Do you grind your teeth often, usually without being aware of doing so? In all likelihood, you have a medical condition called bruxism. While this condition is not fatal, it can still cause much damage to you teeth, jaws, and the entire dental structure. It is important to learn what is bruxism, as this condition can occur in anyone at any age.
What is Bruxism? – Some Facts About The Condition
- Bruxism is the medical term that refers to the clenching of jaws or the grinding of teeth. It is called a para functional (outside of normalcy) activity.
- It is a habitual and more importantly, an involuntary action.
- People with bruxism often clench their teeth while awake, but in most cases of bruxism, the grinding of teeth occurs during sleep.
- Most people grind their teeth at some point in their lives.
- Bruxism can occur at any age.

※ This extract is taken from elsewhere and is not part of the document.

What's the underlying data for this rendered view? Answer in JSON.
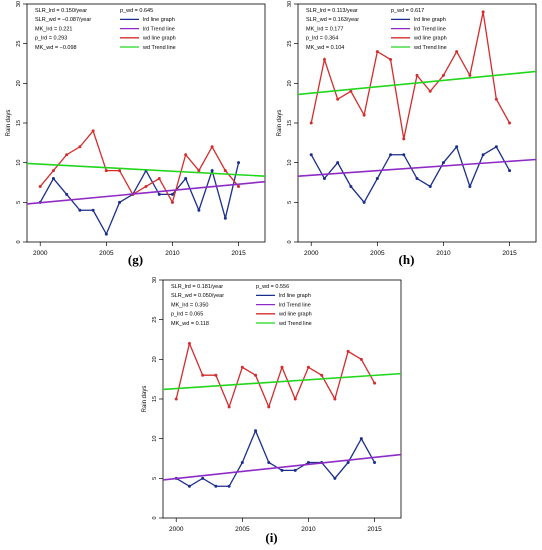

In children, it is usually noted at the time their baby teeth or permanent teeth are coming out.
What Is Bruxism – The Various Types Of This Condition
Bruxism can can be classified into 2 types:
Awake bruxism is characterized by the involuntary clenching of the teeth in reaction to certain stimuli when a person is awake. He normally does not grind his teeth in this condition.

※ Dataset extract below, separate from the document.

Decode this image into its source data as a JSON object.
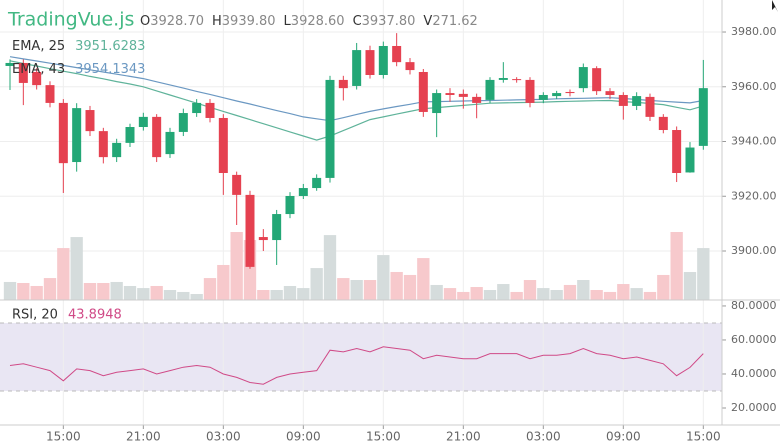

This type of bruxism is distinguished by the automatic grinding of teeth during sleep, accompanied by sustained contractions of the jaw muscle.
Bruxism can also be classified as:
- Primary Bruxism
This type of bruxism usually comes with no clear underlying medical condition.
- Secondary Bruxism
This type occurs due to a pre-existing medical or psychiatric condition in the patient.
Do I Have Bruxism?
As already mentioned, bruxism occurs unintentionally and unconsciously, so if you have the condition, chances are that you have not noticed it. But your condition might be noticeable to:
- Other people, especially those who sleep in the same room, as they could become aware of the sound you make while grinding your teeth at night
- Your dentist, who can spot the worn out quality of your teeth when you visit your him for a routine check up
Bruxism is not a dangerous disorder. However, depending on the severity and the duration of the condition, it can cause permanent damage to the teeth and result in uncomfortable jaw pain, headaches, or ear aches For this reason, it is important to get dental examinations done periodically, to ensure that bruxism can be diagnosed and treated at the earliest, if present.